За год мои планы поменялись, и я решила поступать на отделение журналистики. Тем более, что для творческого конкурса у меня уже были газетные материалы. Но меня долго не отпускали с работы, чтобы сдать документы на поступление. И когда я приехала в Иркутск, в приемной комиссии на Чкалова, 2 низенькая старушка мне сказала: «А твой поезд уже ушел, милочка. Прием абитуриентов на журналистику окончен». Конечно, трудно было сдержать слезы. Я вышла в коридор и присела на скамейку, чтобы как-то успокоиться». Тут опять появилась передо мной старушка и радостно молвила: «Ну что ты плачешь? Тебе повезло. На отделении недобор, конкурс продлили, давай свои документы!» Я в ту минуту чуть не захлебнулась от счастья!
Общага
Меня как иногороднюю поселили в общежитии на ул. 25-го Октября. Вот уж поистине, кто не жил в общежитии, тот не знает студенческой жизни! Чтобы хлебнуть настоящий ее вкус, к нам в общагу часто приходили в гости однокурсники, снимавшие квартиры. И праздники мы вместе встречали, то у них, то у нас. Особенно запомнился Новый год. Традиция, конечно, общежицкая была, в буквальном смысле, опасной для жизни. Как только били куранты, все высыпали в коридор и с лестничного пролета летели тарелки, чайники, все что можно. Чайники иногда были с кипятком. Наутро, 1 января, как правило, приходили с проверкой из деканата. Картина перед ними открывалась жуткая. Разыскивали виновных, но никто никого не сдавал.

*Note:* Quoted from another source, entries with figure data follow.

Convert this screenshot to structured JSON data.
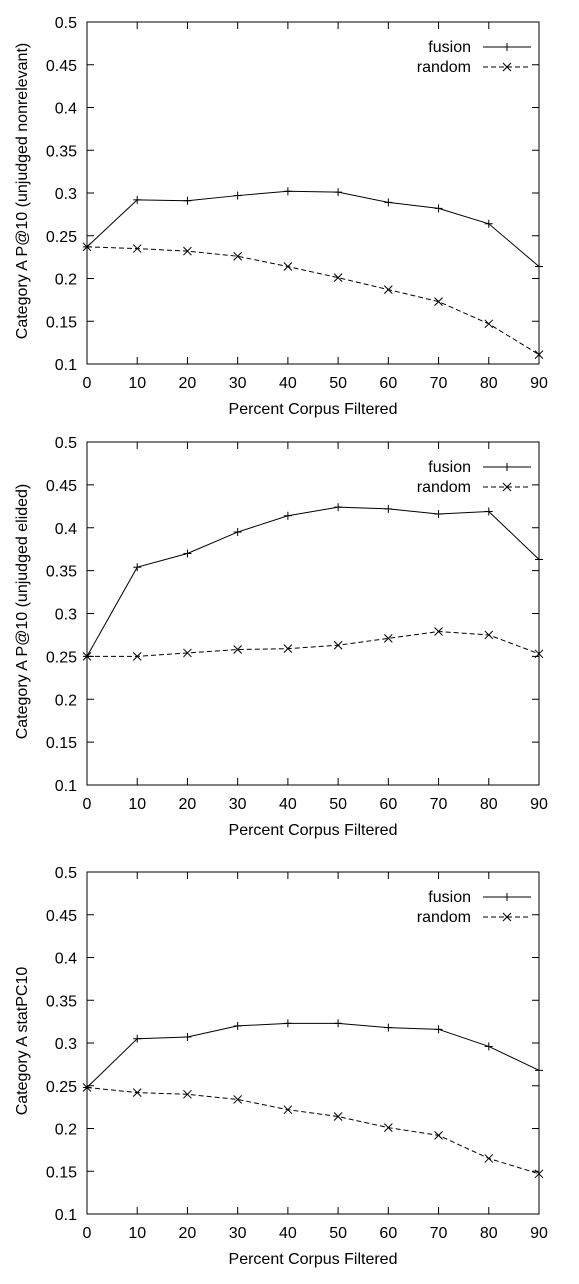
{
  "chart_data": [
    {
      "type": "line",
      "xlabel": "Percent Corpus Filtered",
      "ylabel": "Category A P@10 (unjudged nonrelevant)",
      "x": [
        0,
        10,
        20,
        30,
        40,
        50,
        60,
        70,
        80,
        90
      ],
      "xticks": [
        "0",
        "10",
        "20",
        "30",
        "40",
        "50",
        "60",
        "70",
        "80",
        "90"
      ],
      "yticks": [
        "0.1",
        "0.15",
        "0.2",
        "0.25",
        "0.3",
        "0.35",
        "0.4",
        "0.45",
        "0.5"
      ],
      "xlim": [
        0,
        90
      ],
      "ylim": [
        0.1,
        0.5
      ],
      "grid": false,
      "legend_position": "top-right",
      "series": [
        {
          "name": "fusion",
          "marker": "+",
          "line": "solid",
          "values": [
            0.237,
            0.292,
            0.291,
            0.297,
            0.302,
            0.301,
            0.289,
            0.282,
            0.264,
            0.214
          ]
        },
        {
          "name": "random",
          "marker": "x",
          "line": "dashed",
          "values": [
            0.237,
            0.235,
            0.232,
            0.226,
            0.214,
            0.201,
            0.187,
            0.173,
            0.147,
            0.111
          ]
        }
      ]
    },
    {
      "type": "line",
      "xlabel": "Percent Corpus Filtered",
      "ylabel": "Category A P@10 (unjudged elided)",
      "x": [
        0,
        10,
        20,
        30,
        40,
        50,
        60,
        70,
        80,
        90
      ],
      "xticks": [
        "0",
        "10",
        "20",
        "30",
        "40",
        "50",
        "60",
        "70",
        "80",
        "90"
      ],
      "yticks": [
        "0.1",
        "0.15",
        "0.2",
        "0.25",
        "0.3",
        "0.35",
        "0.4",
        "0.45",
        "0.5"
      ],
      "xlim": [
        0,
        90
      ],
      "ylim": [
        0.1,
        0.5
      ],
      "grid": false,
      "legend_position": "top-right",
      "series": [
        {
          "name": "fusion",
          "marker": "+",
          "line": "solid",
          "values": [
            0.25,
            0.354,
            0.37,
            0.395,
            0.414,
            0.424,
            0.422,
            0.416,
            0.419,
            0.363
          ]
        },
        {
          "name": "random",
          "marker": "x",
          "line": "dashed",
          "values": [
            0.25,
            0.25,
            0.254,
            0.258,
            0.259,
            0.263,
            0.271,
            0.279,
            0.275,
            0.253
          ]
        }
      ]
    },
    {
      "type": "line",
      "xlabel": "Percent Corpus Filtered",
      "ylabel": "Category A statPC10",
      "x": [
        0,
        10,
        20,
        30,
        40,
        50,
        60,
        70,
        80,
        90
      ],
      "xticks": [
        "0",
        "10",
        "20",
        "30",
        "40",
        "50",
        "60",
        "70",
        "80",
        "90"
      ],
      "yticks": [
        "0.1",
        "0.15",
        "0.2",
        "0.25",
        "0.3",
        "0.35",
        "0.4",
        "0.45",
        "0.5"
      ],
      "xlim": [
        0,
        90
      ],
      "ylim": [
        0.1,
        0.5
      ],
      "grid": false,
      "legend_position": "top-right",
      "series": [
        {
          "name": "fusion",
          "marker": "+",
          "line": "solid",
          "values": [
            0.248,
            0.305,
            0.307,
            0.32,
            0.323,
            0.323,
            0.318,
            0.316,
            0.296,
            0.268
          ]
        },
        {
          "name": "random",
          "marker": "x",
          "line": "dashed",
          "values": [
            0.248,
            0.242,
            0.24,
            0.234,
            0.222,
            0.214,
            0.201,
            0.192,
            0.165,
            0.147
          ]
        }
      ]
    }
  ]
}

Сами, конечно, дружно все потом убирали.
Однажды мне даже пришлось выбелить общую кухню. Поставила варить сгущенку, да забыла про нее. Только тогда вспомнила, когда на весь коридор раздался настоящий взрыв. Комендант пошла по комнатам. Я призналась, что это моя сгущенка. Мы тогда готовились к свадьбе однокурсницы, и надо было к торту сварить сгущенку. Скоблить от сладких коричневых брызг пришлось и стены, и потолок. Хорошо, что при взрыве хоть никого на кухне в этот момент не было!
Трагедии в общежитии тоже случались. Помню, старшекурсники так издевались над первокурсником: выносили его спящего вместе с кроватью в коридор, брили на лысо. Он не выдержал. Повесился. Так из общаги мы выдавали замуж своих девчат, а кого-то и хоронили.
Наверное, воспоминания о студенческой жизни должны быть добрыми и светлыми, а мне все в голову лезут какие-то негативные эпизоды. Конечно же, было много хорошего. Но как забыть эту общагу, где были постоянно забиты унитазы, в умывальниках – ледяная вода, душ весь в плесени и без света, прачечная с одной еле живой стиральной машинкой. А еще клопы, тараканы и мыши.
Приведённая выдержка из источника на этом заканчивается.